C - Les allocations pour frais d'emploi
Les allocations pour frais d’emploi (AFE) correspondent à des remboursements par l’employeur au profit du salarié de frais professionnels inhérents à l’emploi et exposés dans l’intérêt de l’entreprise (frais de déplacement, de représentation, de correspondance, …). Leur régime d’imposition varie selon que le salarié applique la déduction forfaitaire ou opte pour les frais réels.
a / Dans le cas des frais réels, les AFE sont toujours imposables.

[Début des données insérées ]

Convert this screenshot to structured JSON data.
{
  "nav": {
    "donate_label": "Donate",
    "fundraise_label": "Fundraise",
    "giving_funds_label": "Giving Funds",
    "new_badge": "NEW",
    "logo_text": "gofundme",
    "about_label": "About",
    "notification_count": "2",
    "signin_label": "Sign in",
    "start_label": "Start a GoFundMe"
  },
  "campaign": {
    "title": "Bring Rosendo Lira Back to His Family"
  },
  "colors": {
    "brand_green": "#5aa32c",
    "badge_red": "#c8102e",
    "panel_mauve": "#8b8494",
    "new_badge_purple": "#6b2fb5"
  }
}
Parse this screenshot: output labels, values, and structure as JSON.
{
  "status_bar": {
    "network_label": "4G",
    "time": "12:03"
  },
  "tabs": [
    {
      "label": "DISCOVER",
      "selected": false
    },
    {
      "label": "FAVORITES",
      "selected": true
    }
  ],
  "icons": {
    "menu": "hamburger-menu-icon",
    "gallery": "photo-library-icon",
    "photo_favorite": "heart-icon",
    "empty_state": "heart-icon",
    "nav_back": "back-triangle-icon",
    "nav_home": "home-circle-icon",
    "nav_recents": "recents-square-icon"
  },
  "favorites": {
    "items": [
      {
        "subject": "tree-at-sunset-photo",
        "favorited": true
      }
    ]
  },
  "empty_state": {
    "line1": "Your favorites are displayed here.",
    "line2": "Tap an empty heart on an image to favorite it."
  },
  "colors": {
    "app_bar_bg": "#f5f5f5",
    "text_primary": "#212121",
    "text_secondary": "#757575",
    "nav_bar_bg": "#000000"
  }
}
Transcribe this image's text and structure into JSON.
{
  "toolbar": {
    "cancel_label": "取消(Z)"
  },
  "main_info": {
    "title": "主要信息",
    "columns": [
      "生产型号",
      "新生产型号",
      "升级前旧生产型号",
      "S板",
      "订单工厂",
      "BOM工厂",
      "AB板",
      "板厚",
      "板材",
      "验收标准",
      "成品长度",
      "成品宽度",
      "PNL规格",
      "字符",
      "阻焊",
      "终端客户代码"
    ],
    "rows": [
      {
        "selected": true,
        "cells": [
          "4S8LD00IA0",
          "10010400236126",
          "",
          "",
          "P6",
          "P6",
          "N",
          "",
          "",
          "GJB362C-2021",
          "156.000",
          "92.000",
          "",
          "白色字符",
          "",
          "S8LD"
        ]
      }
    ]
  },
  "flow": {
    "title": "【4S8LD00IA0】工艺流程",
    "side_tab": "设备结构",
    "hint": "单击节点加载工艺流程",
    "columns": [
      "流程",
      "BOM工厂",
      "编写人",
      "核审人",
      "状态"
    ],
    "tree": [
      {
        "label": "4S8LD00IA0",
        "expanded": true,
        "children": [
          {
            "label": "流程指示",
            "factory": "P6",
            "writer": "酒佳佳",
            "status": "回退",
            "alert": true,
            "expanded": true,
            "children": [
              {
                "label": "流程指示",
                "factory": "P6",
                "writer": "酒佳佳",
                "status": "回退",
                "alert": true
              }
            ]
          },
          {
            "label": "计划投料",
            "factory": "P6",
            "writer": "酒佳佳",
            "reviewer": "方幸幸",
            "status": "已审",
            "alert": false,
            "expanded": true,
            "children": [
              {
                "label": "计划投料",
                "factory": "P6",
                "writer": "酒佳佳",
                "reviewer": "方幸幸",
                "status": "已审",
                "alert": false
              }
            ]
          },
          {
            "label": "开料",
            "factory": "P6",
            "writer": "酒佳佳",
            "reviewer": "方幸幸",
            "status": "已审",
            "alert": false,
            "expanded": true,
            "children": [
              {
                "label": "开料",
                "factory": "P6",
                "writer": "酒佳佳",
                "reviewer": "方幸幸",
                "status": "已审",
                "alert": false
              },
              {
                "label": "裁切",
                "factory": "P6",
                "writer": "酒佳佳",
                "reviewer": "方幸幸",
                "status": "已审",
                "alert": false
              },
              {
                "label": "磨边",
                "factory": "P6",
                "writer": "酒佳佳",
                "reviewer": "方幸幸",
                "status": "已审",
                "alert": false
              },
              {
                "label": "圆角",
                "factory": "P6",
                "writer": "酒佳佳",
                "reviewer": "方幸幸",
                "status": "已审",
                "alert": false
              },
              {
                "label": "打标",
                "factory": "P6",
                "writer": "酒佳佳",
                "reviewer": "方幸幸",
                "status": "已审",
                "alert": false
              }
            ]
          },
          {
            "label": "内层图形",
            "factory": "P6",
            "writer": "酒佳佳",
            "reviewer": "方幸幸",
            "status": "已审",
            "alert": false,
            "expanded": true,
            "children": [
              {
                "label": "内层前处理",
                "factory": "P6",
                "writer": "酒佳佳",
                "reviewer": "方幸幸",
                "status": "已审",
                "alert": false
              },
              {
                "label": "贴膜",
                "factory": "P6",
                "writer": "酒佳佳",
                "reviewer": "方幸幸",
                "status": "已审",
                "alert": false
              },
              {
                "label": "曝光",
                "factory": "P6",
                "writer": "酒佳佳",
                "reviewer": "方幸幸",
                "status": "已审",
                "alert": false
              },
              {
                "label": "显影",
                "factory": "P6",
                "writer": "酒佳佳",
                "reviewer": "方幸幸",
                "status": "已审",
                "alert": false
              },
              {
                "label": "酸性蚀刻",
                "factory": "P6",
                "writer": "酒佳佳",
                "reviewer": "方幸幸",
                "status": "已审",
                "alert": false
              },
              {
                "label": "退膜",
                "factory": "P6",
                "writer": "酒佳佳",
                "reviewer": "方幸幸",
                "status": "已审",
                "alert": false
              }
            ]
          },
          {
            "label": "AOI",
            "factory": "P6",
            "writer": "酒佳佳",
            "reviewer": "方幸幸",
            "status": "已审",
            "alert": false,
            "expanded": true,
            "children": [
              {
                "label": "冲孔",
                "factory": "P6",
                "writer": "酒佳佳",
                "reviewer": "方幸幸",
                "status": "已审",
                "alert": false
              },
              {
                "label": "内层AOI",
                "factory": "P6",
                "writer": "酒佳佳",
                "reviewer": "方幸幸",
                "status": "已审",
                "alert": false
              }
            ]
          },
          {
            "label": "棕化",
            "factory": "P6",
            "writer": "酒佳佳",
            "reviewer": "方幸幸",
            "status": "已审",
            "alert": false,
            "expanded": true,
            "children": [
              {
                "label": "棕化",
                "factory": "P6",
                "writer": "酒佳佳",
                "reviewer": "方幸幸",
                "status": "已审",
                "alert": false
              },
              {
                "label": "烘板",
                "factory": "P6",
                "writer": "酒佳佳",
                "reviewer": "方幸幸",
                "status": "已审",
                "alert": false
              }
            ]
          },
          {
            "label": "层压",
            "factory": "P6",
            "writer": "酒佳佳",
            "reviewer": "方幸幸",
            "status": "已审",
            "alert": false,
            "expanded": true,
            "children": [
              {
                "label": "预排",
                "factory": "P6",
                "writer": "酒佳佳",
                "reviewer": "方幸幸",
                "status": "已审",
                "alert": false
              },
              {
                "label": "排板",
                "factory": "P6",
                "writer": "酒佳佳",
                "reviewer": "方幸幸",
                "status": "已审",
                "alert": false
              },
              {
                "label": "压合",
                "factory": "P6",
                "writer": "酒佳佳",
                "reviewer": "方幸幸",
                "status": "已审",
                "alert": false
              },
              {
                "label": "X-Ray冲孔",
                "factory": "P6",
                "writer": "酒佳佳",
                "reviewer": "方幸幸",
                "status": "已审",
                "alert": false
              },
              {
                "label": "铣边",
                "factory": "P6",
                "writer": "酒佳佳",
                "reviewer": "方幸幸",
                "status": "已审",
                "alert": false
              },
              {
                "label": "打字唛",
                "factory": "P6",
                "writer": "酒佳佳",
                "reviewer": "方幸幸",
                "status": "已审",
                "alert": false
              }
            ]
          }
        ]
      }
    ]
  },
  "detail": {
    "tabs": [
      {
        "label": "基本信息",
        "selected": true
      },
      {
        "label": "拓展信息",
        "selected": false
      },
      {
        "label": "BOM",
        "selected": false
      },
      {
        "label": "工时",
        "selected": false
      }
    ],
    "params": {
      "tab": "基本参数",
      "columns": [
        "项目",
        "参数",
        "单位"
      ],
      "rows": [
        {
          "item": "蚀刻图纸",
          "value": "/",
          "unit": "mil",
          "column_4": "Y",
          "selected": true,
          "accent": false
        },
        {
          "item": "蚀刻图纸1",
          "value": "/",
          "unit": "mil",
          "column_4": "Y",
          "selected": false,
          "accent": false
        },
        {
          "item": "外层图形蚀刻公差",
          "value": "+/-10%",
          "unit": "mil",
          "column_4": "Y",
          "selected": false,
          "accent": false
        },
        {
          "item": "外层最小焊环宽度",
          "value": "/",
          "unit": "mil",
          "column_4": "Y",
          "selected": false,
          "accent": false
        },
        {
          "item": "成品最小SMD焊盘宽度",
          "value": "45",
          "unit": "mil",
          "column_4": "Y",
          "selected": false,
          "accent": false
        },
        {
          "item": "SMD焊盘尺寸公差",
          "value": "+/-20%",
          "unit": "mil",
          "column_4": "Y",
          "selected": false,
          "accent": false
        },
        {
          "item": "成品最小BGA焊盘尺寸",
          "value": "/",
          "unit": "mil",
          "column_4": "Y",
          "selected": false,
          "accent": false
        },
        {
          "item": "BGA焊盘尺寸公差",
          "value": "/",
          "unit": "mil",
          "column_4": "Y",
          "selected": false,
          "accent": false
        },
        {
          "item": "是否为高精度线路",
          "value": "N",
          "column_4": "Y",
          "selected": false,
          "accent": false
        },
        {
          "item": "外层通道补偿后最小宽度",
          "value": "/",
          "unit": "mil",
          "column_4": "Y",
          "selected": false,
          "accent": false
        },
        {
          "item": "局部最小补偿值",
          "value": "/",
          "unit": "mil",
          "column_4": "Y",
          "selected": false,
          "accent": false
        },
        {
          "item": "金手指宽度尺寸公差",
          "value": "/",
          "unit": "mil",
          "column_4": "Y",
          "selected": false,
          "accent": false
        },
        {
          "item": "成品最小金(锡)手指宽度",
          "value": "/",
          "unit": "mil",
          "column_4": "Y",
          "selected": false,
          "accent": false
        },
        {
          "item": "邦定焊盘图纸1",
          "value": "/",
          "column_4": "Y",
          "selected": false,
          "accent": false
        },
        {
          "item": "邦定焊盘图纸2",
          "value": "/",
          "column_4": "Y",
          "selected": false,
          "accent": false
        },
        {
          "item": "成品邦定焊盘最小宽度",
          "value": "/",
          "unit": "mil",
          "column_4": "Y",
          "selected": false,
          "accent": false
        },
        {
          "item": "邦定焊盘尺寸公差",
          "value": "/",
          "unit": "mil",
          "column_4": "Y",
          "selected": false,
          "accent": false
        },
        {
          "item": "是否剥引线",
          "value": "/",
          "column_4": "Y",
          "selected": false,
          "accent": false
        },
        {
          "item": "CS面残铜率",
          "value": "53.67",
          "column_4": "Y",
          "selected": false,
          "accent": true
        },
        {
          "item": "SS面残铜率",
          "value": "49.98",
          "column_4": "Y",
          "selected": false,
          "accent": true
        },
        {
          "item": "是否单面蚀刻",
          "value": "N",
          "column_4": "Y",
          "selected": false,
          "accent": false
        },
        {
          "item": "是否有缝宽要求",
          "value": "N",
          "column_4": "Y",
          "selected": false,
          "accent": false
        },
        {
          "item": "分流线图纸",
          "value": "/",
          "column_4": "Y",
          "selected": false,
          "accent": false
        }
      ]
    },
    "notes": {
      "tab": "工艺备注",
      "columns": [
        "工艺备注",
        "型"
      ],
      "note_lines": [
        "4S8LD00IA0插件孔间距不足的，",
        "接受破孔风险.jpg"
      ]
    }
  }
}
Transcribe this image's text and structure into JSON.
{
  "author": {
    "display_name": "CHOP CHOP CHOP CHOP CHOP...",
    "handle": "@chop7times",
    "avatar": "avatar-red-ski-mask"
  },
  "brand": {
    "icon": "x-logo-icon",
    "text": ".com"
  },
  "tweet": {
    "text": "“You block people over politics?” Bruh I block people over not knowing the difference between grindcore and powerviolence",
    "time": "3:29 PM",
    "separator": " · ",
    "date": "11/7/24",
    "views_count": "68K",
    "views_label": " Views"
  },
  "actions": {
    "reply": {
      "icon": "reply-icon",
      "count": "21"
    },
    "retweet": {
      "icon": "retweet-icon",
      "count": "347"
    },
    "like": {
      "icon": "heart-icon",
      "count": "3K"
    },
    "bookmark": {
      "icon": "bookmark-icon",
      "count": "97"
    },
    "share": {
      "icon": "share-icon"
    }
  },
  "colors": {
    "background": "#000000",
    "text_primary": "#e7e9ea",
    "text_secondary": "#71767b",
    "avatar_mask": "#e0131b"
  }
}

b / Les AFE ne sont exonérées qu’en cas de choix de la déduction forfaitaire de 10 % et sous réserve du respect de certaines conditions :
- les dépenses doivent être inhérentes à l’emploi,
- les dépenses doivent correspondre à des dépenses réelles, c’est-à-dire être justifiées dans leur réalité et leur montant,
- les AFE doivent être utilisées conformément à leur objet,
- les AFE doivent, enfin, couvrir des dépenses spéciales, c’est-à-dire des dépenses autres que celles couvertes par la déduction de 10 %.
II - Calcul des traitements et salaires
Afin d’obtenir le revenu net catégoriel en matière de traitements et salaires, trois grandes étapes doivent être respectées :
- il convient, d’abord, de calculer le revenu brut qui est la somme de tous les traitements et salaires et rémunérations assimilées : rémunération principale, rémunération accessoire, avantages en nature, revenus de remplacement, …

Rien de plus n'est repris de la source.